- Title: Priest

Personal life
- Born: 1325 Japan
- Died: 1388 (aged 62–63)

Religious life
- Religion: Zen Buddhism
- School: Rinzai

= Gidō Shūshin =

Japanese monk and writer

Gidō Shūshin (義堂 周信); 1325–1388), Japanese luminary of the Zen Rinzai sect, was a master of poetry and prose in Chinese (Literature of the Five Mountains). Gidō's own diary (Kuge Nikkushū (空華日工集)) relates how as a child he discovered and treasured the Zen classic Rinzairoku in his father's library. He was born in Tosa on the island of Shikoku and began formal study of Confucian and Buddhist literature.

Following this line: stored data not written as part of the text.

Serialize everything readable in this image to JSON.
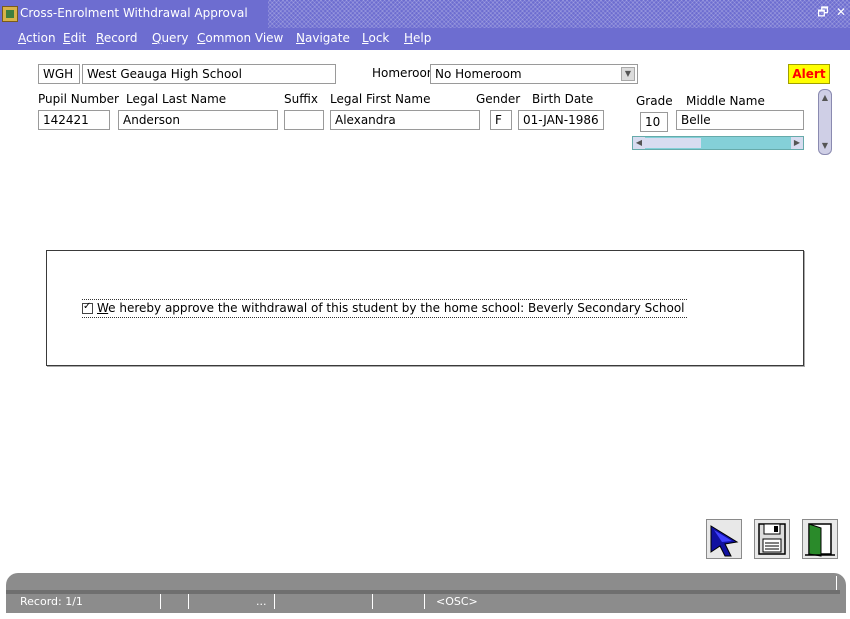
{
  "window": {
    "title": "Cross-Enrolment Withdrawal Approval",
    "restore_glyph": "🗗",
    "close_glyph": "✕"
  },
  "menu": [
    {
      "label": "Action",
      "key": "A"
    },
    {
      "label": "Edit",
      "key": "E"
    },
    {
      "label": "Record",
      "key": "R"
    },
    {
      "label": "Query",
      "key": "Q"
    },
    {
      "label": "Common View",
      "key": "C"
    },
    {
      "label": "Navigate",
      "key": "N"
    },
    {
      "label": "Lock",
      "key": "L"
    },
    {
      "label": "Help",
      "key": "H"
    }
  ],
  "school": {
    "code": "WGH",
    "name": "West Geauga High School"
  },
  "homeroom": {
    "label": "Homeroom",
    "value": "No Homeroom"
  },
  "alert": {
    "label": "Alert",
    "bg": "#ffff00",
    "fg": "#ff0000"
  },
  "student": {
    "labels": {
      "pupil_number": "Pupil Number",
      "legal_last_name": "Legal Last Name",
      "suffix": "Suffix",
      "legal_first_name": "Legal First Name",
      "gender": "Gender",
      "birth_date": "Birth Date",
      "grade": "Grade",
      "middle_name": "Middle Name"
    },
    "values": {
      "pupil_number": "142421",
      "legal_last_name": "Anderson",
      "suffix": "",
      "legal_first_name": "Alexandra",
      "gender": "F",
      "birth_date": "01-JAN-1986",
      "grade": "10",
      "middle_name": "Belle"
    }
  },
  "approval": {
    "checked": true,
    "text_underlined": "W",
    "text_rest": "e hereby approve the withdrawal of this student by the home school: Beverly Secondary School"
  },
  "toolbar": {
    "icons": [
      "pointer-icon",
      "save-icon",
      "exit-icon"
    ]
  },
  "status": {
    "record": "Record: 1/1",
    "ellipsis": "...",
    "mode": "<OSC>"
  },
  "colors": {
    "titlebar": "#6d6dd0",
    "statusbar": "#8c8c8c",
    "hscroll": "#84d0d8"
  }
}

His religious proclivities were encouraged when he witnessed the violent death of a clan member. Like many others he took his first vows on Mt. Hiei near the capital. Gidō's life was changed with a visit to the prominent Zen master Musō Soseki (1275–1351) in 1341. He would become the master's attendant after his own unsuccessful pilgrimage to China. He would become a principal disciple. Gidō was born with eyesight difficulties. His choice of a literary name was Kūgedojin or Holy Man who sees Flowers in the Sky. Kūge was from Sanscrit khpuspa and indicated illusory sense perceptions. Gidō would play a role of conciliator between rival courts in the nation's civil war. His loyalty was with the northern court and its Ashikaga supporters. After taking residence in the city of Kamakura, Gidō would become the personal advisor to the Ashikaga rulers there. Gidō encouraged Confucian political values such as centralized rule and social stability. Likewise Gidō became an advocate of Sung period Chinese Neo-Confucian humanistic values, both political and literary. In 1380 Gidō was asked by the reigning shōgun, Yoshimitsu (1358–1408), to reside with him in Kyoto. Gidō's last years were spent personally instructing Yoshimitsu in Confucian and Buddhist subjects.

== Articles ==
- Carpenter, Bruce E., ‘The Poems of Saint Gidō’, Tezukayama University Review (Tezukayama daigaku ronshū), Nara, Japan, no. 21, 1978, pp. 1–12. ISSN 0385-7743
- Carpenter, Bruce E., ‘A Biography of Gidō Shūshin’, Tezukayama University Review (Tezukayama daigaku ronshū), Nara, Japan, no. 45, 1984, pp. 1–19. ISSN 0385-7743

== Translations ==
- Carpenter, Bruce E., ‘Poetry and Prose of Gidō Shūshin’, Bulletin of Tezukayama University (Tezukayama daigaku kiyo), Nara, Japan, no. 24, 1987, pp. 18–76.